I also watched Balotelli live last season and, although he was quite stunningly inactive for almost every minute he was on the field, when he did bother to run his pace was game-changing and his touch so good that we found ourselves laughing in disbelief.
From the outside it is easy to say that if I was in charge of these types, they would be on the first bus out of town with their tracksuits left at the door. But professional sport is about winning and, up to a point, little else matters. When a team win consistently, all manner of sins are overlooked. And in football, of course, the temporary nature of the average manager's tenure dictates that culture comes a distant second to results. Yet there is certainly room for genius talent in every team, so long as the culture is strong enough to absorb them and so long as they buy into the team ethos.
It all comes down to the ratio between value and time spent managing an individual. There are players who make managers' decisions easy by stepping so far out of line that exclusion becomes the only viable reaction. But there are also those who tip the balance so far back the other way that special treatment would or could never even be questioned. Paul Scholes strikes me, from said armchair, as one of those guys: very quiet, positively avoids attention and plays magnificently time after time, adding the sort of value that any team in the world should crave. Jonny Wilkinson is another: a zero- maintenance genius.
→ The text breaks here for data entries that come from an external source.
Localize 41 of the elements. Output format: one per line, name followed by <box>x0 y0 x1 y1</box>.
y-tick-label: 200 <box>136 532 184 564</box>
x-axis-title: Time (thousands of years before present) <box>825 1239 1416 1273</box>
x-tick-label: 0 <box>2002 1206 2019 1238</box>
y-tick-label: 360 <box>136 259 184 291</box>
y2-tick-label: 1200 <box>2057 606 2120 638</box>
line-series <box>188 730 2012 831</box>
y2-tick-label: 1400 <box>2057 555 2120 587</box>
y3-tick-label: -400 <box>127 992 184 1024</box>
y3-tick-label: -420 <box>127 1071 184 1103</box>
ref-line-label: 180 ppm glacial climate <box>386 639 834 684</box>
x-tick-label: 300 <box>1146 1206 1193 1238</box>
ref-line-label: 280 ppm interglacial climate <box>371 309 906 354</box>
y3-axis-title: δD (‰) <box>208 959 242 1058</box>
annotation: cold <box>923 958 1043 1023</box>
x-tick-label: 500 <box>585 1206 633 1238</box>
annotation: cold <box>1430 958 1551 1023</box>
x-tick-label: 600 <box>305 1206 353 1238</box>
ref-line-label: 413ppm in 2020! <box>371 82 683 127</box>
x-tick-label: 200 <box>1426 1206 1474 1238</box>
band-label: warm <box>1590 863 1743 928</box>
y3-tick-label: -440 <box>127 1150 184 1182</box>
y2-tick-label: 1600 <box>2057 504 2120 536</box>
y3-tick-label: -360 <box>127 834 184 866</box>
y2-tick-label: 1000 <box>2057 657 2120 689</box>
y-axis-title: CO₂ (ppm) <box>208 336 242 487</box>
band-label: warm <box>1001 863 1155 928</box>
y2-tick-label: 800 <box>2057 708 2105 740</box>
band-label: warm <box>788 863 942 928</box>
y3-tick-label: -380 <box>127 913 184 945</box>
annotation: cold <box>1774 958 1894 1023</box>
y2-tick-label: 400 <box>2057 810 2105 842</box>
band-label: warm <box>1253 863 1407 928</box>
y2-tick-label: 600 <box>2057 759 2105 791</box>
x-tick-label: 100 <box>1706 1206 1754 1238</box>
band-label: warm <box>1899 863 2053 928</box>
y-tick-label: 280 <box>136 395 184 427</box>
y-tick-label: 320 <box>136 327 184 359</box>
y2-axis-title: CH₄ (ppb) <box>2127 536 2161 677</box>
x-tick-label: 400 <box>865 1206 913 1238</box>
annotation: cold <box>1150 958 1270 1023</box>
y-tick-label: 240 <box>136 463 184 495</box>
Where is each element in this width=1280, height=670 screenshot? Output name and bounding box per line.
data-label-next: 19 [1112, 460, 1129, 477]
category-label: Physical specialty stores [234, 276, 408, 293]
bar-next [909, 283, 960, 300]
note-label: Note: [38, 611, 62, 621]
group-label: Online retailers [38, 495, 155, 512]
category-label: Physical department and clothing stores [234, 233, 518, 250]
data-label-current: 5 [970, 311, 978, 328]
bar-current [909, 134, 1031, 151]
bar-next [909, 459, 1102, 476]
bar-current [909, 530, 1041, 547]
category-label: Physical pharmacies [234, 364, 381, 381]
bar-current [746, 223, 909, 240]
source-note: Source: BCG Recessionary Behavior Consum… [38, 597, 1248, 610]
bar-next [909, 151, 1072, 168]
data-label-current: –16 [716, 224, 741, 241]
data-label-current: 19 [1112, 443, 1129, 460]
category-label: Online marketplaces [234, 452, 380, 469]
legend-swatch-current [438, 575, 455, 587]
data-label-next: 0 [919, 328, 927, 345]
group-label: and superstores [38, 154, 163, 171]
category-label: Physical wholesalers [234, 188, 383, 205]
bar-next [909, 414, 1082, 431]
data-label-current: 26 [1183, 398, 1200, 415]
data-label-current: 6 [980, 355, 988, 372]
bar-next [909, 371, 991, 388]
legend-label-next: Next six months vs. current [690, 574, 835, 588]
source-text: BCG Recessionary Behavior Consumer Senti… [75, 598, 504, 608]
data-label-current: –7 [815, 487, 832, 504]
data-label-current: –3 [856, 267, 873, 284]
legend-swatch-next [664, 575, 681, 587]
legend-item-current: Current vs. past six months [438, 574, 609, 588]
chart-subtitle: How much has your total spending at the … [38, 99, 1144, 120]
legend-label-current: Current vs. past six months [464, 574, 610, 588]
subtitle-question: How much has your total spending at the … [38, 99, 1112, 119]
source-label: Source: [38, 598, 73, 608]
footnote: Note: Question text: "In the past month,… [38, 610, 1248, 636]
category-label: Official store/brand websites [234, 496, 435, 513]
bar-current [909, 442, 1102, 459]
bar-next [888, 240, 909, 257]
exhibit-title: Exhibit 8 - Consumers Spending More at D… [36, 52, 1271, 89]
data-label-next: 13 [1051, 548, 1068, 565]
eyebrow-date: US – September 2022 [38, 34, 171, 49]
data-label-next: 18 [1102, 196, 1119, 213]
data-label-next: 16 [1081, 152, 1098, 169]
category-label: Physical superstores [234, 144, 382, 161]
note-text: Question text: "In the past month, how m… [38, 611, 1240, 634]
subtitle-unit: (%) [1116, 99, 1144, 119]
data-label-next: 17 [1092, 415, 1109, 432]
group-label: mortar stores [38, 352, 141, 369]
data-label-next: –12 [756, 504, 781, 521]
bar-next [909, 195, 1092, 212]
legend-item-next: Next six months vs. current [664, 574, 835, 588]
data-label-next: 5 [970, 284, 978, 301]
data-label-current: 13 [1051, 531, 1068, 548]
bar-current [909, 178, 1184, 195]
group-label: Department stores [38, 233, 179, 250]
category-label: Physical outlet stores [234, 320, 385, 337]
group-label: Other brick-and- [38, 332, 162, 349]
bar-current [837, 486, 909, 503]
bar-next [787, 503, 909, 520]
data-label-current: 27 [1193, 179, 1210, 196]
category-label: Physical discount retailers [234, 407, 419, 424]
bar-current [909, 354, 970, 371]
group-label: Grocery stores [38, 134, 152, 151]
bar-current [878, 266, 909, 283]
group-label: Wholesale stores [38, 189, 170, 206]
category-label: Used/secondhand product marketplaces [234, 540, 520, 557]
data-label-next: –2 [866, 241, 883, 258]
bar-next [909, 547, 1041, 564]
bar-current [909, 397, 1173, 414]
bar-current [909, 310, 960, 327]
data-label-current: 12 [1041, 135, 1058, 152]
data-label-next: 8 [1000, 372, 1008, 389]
Rumours that Wilkinson will be flown out to join the Lions on the conclusion of the Top 14 are getting louder and louder. If he is not, I think the Lions are missing out, but if he is, in one sense, this counts as special treatment, as the squad will already be together and bonding. Physical preparation will have begun, too, and he will have taken part in none of it.
However, I think Wilkinson falls into an elite category of rugby players who have achieved so much respect from their peers that when, every now and then, they are allowed to miss a Monday session or dodge a boring event, nobody even questions the decision. Dan Carter might fall into this bracket – as would Richie McCaw – but most players carry the odd question mark around with them.
Wilkinson's only potential chink surrounds his physical condition. But while he is an old lag by now, my goodness is he fit. Anyway, I do not think he would be expected to play much – if any – midweek rugby. In Wilkinson, Warren Gatland has access to the best last-minute match-winner in the game. Even Carter cannot compete on this level. Who else on the planet would you rather have on the bench with scores tied in a mega-match with a few minutes to go?
I cannot imagine a single player disappearing back to his bedroom and questioning Wilkinson's late inclusion, should it come to pass. Owen Farrell might not like it, but that is very different from questioning it. Yes, Farrell could learn so much from the master, but there is also a good chance he would lose his spot on the bench behind Jonny Sexton. This would be tough to stomach, but few could disagree should Gatland choose to include those magic kicking feet in his Test squad.
And should his body break down, well, Wilkinson is worth his tour fee as a presence alone. Just a few weeks with Jonny in the room would offer a perspective and a depth of knowledge that soon will be lost for good. What an asset he is, but he won't offer much from his armchair.